By Martin Vedris

SYDNEY, NSW: Like a famous Harvard-trained symbologist in a Dan Brown novel, Sony Pictures Home Entertainment is peeling back the layers and uncovering a hidden world for movie fans with a new Blu-ray function.

Once upon a time, a stick and a clay tablet was the latest technology for creating and sharing content. Centuries later, the quill pen and paper was a major leap forward, as was the printing press.
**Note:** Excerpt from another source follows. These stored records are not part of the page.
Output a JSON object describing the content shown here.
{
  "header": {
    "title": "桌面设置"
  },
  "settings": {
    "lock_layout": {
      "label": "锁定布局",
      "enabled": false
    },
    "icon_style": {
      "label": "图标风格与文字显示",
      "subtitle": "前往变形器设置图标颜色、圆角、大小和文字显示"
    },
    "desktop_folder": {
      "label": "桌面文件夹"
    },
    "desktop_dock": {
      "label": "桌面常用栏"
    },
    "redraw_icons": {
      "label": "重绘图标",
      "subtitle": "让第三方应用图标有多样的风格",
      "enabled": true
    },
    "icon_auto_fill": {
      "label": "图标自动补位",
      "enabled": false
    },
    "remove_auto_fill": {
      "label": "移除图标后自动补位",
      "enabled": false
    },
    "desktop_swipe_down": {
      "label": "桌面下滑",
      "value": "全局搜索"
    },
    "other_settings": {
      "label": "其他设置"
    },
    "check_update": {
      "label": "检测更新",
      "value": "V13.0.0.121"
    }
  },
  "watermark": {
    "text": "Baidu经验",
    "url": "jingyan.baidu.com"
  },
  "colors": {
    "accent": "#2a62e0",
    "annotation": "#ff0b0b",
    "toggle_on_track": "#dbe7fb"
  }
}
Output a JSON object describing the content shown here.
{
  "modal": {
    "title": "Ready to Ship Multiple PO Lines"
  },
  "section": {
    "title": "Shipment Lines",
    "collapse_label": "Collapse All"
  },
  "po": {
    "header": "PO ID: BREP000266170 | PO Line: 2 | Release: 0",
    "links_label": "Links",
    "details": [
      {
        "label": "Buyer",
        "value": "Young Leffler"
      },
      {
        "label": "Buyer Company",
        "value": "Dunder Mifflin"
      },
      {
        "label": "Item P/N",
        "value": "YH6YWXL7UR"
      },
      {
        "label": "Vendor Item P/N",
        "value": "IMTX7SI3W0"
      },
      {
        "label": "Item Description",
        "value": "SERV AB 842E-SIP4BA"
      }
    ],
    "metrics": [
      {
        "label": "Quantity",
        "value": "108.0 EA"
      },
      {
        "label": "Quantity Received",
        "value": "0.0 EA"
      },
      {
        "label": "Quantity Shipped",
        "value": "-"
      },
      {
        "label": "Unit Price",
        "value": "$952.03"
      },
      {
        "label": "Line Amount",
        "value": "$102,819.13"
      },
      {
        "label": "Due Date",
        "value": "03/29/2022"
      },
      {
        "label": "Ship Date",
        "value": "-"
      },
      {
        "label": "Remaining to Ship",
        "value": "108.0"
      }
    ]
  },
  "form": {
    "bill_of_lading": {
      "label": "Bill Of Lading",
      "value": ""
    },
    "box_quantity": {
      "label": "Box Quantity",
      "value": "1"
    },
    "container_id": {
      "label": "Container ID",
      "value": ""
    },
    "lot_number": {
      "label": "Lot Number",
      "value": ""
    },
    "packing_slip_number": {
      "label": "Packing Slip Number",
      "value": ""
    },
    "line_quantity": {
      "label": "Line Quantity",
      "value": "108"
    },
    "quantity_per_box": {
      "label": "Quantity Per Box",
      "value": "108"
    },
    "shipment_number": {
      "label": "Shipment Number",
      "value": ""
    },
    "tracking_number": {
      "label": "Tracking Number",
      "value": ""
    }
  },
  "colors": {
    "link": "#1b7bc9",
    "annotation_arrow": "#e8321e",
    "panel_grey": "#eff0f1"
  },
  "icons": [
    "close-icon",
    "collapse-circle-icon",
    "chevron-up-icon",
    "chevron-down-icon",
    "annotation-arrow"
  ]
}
Sharing content is an enduring concept and many methods of sharing it evolved up to today, where the latest technology being promoted to the masses is Blu-ray.

It’s taken a little while for Blu-ray to find traction in the market but now a new functionality called movie IQ is aimed at further boosting the appeal of Blu-ray.

With an internet-enabled Blu-ray player and a Blu-ray movie with movieIQ, viewers can access content from Gracenote, which is a real-time movie database.

Given the current popularity of Dan Bran novels, including his latest, The Lost Symbol, it’s fitting and timely that Sony Pictures Home Entertainment is first releasing movieIQ in Australia on Angels and Demons, which is now available in retail stores nationally.

Angels and Demons fans can follow the prompts on the Blu-ray disc to reveal updated information on cast and crew as well as movie trivia including production facts, music and soundtrack information all relevant to particular scenes within the movie.

Upcoming Sony Pictures titles to receive the movieIQ treatment include Terminator Salvation and Year One. Existing titles such as The Mask of Zorro, The Quick and the Dead, Silverado and sex, lies, and videotape will also incorporate movieIQ.